Là on se retrouve avec une femme en chaleur qui baise avec le premier venu, un directeur de prison caricatural et un illuminé qui fait de la philosophie de comptoir…
Et l’Alien…. Mon Dieu, qu’il fait pitié… On se croirait dans un film de série B (et encore, mieux vaut des trucages système d que ce « truc » de synthèse…
J’ai mis 3 étoiles parce qu’il y a surement quelque chose à sauver ? Allez, pour les acteurs qui jouent plutôt bien. »
Quant à Alien Résurrection, je le trouve plutôt réussit (surtout esthétiquement) et je suis surpris de lire que Cronenberg avait été préssenti (qu’est-ce que ça aurait donné !! un truc bien dingue surement… par contre, je remercie le ciel que Danny Boyle n’ait pas accepté, là on courrait à la catastrophe).
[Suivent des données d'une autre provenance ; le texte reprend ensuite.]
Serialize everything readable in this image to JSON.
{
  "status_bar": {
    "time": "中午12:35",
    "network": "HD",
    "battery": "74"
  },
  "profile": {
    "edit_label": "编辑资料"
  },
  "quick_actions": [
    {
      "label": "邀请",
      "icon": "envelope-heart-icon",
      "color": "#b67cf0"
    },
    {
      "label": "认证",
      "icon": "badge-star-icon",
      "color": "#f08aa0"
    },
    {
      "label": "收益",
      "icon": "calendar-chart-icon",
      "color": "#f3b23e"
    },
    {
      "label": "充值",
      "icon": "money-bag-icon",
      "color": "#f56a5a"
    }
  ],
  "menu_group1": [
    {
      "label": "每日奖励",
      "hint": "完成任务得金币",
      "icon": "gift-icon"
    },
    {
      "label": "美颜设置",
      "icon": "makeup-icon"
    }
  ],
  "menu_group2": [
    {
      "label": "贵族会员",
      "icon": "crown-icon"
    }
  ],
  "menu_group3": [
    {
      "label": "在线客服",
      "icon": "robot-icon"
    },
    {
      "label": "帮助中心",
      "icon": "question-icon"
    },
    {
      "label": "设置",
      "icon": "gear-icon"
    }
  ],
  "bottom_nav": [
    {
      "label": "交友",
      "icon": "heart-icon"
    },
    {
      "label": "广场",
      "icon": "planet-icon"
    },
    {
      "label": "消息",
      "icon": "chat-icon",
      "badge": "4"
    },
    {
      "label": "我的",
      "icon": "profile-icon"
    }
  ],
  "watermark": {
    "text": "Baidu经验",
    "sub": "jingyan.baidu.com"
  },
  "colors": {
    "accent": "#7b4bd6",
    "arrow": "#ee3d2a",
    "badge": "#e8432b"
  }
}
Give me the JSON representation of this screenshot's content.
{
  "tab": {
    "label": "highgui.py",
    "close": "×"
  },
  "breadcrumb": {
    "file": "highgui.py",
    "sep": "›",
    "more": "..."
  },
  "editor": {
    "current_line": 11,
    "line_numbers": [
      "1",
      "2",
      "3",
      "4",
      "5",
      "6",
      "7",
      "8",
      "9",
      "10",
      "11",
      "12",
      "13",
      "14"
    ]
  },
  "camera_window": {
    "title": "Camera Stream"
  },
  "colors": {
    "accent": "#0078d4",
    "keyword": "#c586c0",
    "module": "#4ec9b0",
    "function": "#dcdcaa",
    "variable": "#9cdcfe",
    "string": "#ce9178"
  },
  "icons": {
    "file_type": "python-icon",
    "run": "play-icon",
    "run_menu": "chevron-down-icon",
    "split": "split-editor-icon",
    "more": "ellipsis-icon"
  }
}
Bref, pour moi le 3 est une véritable erreur dans la saga et pour le reste voici mon classement : 1 – 2 – 4 ; et Prometheus que je n’ai pas encore vu 🙂
C’est l’éternel débat entre le 3 et le 4. Lequel est en trop ? Pour ma part, le 4 est une catastrophe hormis les séquences avec Brad Dourif en savant fou, seule avancée dans la saga. Je le trouve irregardable 15 ans après (effets spéciaux immondes, dialogues caricaturaux et personnages transparents) et je suis d’accord avec les arguments de Nico. Concernant le 3, s’il est loin d’être parfait, j’aime sa dimension planet opera avec cette prison sur une planète isolée et ensoleillée qui n’est certes pas originale mais qui permet au film de se démarquer fortement des autres, cherchant à innover là où le Jeunet ne fait que mélanger celui de Cameron et de Scott et ce, à la va-vite. Baclé. Au final, le seul intérêt du 4 est de mettre en évidence à quel point le style Jeunet n’est qu’une copie faiblarde de celui de Terry Gilliam.